Whether describing the Egyptian stool or its surprising descendant, the Hollywood director’s chair, Rybczynski elegantly sums up the social trends and technological innovations that have conspired to change the way we sit. Sprinkled throughout the text are his delicate drawings of chairs—if this sounds as if it might be twee, it’s not. He also shares personal anecdotes from a lifetime of thoughtful chair-sitting. These are often funny, like the story of how he purchased Marcel Breuer’s Wassily Chair and found it so uncomfortable that he could only use it for hanging his clothes. There is a tactile quality to the writing that stirred my own memories, such as how I was mortified as a child after breaking a caned chair in my father’s office, and how in my mid 20s I found a Jetsons-esque version of a Klismos at a flea market, an odd chair I love for reasons I can’t quite understand. Among the few shortcomings of the book: It doesn’t discuss the work of Latin American designers (such as Sergio Rodrigues and Lina Bo Bardi), which is too bad, and the section on IKEA seems cursory, given that company’s outsized influence on today's homes.
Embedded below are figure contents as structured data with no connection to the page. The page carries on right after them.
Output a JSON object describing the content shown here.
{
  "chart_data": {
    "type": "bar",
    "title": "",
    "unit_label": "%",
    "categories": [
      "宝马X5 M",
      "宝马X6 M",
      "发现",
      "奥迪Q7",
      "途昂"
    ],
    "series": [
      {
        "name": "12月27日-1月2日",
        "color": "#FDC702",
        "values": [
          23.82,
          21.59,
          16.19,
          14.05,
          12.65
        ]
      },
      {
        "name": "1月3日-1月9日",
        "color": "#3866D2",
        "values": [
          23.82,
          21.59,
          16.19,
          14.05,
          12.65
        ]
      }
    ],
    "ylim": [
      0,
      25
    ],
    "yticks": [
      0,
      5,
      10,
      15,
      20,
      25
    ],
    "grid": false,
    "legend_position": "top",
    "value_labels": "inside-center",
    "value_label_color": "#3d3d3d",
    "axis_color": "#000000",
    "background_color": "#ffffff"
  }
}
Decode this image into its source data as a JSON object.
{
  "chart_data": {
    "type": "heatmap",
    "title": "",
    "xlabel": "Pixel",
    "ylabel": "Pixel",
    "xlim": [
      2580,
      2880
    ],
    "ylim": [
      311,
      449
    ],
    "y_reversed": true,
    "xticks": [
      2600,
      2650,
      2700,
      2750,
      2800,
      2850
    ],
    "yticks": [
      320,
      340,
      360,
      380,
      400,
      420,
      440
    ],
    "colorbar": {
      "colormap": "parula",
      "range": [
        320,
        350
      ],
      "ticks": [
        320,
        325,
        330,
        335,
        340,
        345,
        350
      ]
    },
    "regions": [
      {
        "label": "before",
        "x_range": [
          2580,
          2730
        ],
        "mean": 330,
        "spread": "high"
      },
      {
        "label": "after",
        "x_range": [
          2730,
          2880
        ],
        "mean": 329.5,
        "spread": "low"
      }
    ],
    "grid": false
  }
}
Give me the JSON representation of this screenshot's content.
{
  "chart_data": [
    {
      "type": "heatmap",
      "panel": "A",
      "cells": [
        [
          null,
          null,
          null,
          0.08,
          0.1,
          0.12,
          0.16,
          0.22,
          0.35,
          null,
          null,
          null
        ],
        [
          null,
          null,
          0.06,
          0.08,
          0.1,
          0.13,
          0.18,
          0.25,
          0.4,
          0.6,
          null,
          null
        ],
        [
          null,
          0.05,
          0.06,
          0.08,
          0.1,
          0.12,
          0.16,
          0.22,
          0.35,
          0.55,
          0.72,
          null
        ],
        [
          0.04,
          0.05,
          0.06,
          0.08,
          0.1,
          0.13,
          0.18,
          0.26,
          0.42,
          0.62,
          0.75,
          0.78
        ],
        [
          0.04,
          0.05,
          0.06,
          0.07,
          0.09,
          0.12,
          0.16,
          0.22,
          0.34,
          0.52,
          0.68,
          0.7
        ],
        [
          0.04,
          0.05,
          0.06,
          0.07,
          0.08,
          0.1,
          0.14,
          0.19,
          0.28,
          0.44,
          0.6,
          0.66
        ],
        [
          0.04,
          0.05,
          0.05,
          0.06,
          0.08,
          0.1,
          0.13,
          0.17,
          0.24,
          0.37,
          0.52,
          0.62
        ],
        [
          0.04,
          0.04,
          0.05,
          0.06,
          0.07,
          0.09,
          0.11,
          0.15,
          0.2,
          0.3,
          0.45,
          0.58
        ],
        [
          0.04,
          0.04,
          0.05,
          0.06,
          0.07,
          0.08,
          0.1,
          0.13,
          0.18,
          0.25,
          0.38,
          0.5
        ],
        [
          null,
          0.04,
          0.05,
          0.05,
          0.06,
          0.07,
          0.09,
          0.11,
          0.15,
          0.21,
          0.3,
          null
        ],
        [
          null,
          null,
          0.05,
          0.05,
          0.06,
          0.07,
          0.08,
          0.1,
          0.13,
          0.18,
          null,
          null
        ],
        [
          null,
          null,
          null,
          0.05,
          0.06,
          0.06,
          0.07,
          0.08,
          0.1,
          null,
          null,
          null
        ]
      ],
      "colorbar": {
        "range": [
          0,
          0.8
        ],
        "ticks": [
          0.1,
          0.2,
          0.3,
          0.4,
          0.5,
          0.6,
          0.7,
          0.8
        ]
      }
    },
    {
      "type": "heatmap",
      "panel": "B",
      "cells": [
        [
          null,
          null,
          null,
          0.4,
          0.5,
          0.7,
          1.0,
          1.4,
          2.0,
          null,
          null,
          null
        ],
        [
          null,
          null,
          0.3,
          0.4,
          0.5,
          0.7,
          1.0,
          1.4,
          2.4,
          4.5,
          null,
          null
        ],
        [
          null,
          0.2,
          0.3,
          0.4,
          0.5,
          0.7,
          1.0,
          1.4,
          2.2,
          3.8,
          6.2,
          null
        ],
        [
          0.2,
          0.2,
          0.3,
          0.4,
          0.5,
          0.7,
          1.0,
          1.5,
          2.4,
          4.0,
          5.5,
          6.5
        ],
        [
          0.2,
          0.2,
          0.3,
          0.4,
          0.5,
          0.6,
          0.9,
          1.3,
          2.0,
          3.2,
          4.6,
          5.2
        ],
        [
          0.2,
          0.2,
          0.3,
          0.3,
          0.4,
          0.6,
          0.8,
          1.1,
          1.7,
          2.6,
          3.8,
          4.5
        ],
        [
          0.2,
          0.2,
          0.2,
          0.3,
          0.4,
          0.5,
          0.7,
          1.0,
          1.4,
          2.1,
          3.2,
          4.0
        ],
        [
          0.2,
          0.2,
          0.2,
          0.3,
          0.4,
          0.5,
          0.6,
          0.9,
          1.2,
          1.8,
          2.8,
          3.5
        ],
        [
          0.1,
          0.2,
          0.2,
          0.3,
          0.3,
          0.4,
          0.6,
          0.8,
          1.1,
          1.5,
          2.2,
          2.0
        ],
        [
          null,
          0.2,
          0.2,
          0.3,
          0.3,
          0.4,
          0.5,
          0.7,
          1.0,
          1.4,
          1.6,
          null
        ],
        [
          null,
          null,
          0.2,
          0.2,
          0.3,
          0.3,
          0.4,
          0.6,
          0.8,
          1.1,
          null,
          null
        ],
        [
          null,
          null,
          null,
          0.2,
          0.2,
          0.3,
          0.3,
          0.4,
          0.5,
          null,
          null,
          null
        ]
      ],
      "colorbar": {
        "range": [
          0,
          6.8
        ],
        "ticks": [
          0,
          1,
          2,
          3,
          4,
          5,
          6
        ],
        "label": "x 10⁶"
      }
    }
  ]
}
Rybczynski gamely tests an Ivar chair for a week, but I would argue that IKEA’s Poäng has a better claim to being the chair of our time—it’s a fixture of first apartments, baby nurseries, and Air BnB rentals around the world. Readers can draw their own parallels between IKEA and the 19th-century furniture giant Gebrüder Thonet—the subject of one chapter—but I would have preferred it if the author had done so more thoroughly. There is no such thing as the one perfect chair, because “there are so many different reasons to sit,” as Rybczynski observes, and so many types of bodies. Still, some chairs can’t be improved upon. The Klismos, the Windsor, Thonet’s No. 14, and the Eameses’ plastic shell chair have all attained a form of perfection. So has the $10 folding canvas chair I take to my son’s soccer games, an efficient design that has barely changed since it was invented by Joseph Fenby in 1877. “Now I Sit Me Down” makes it impossible to take an ordinary activity, and all the human ingenuity that has gone into it, for granted.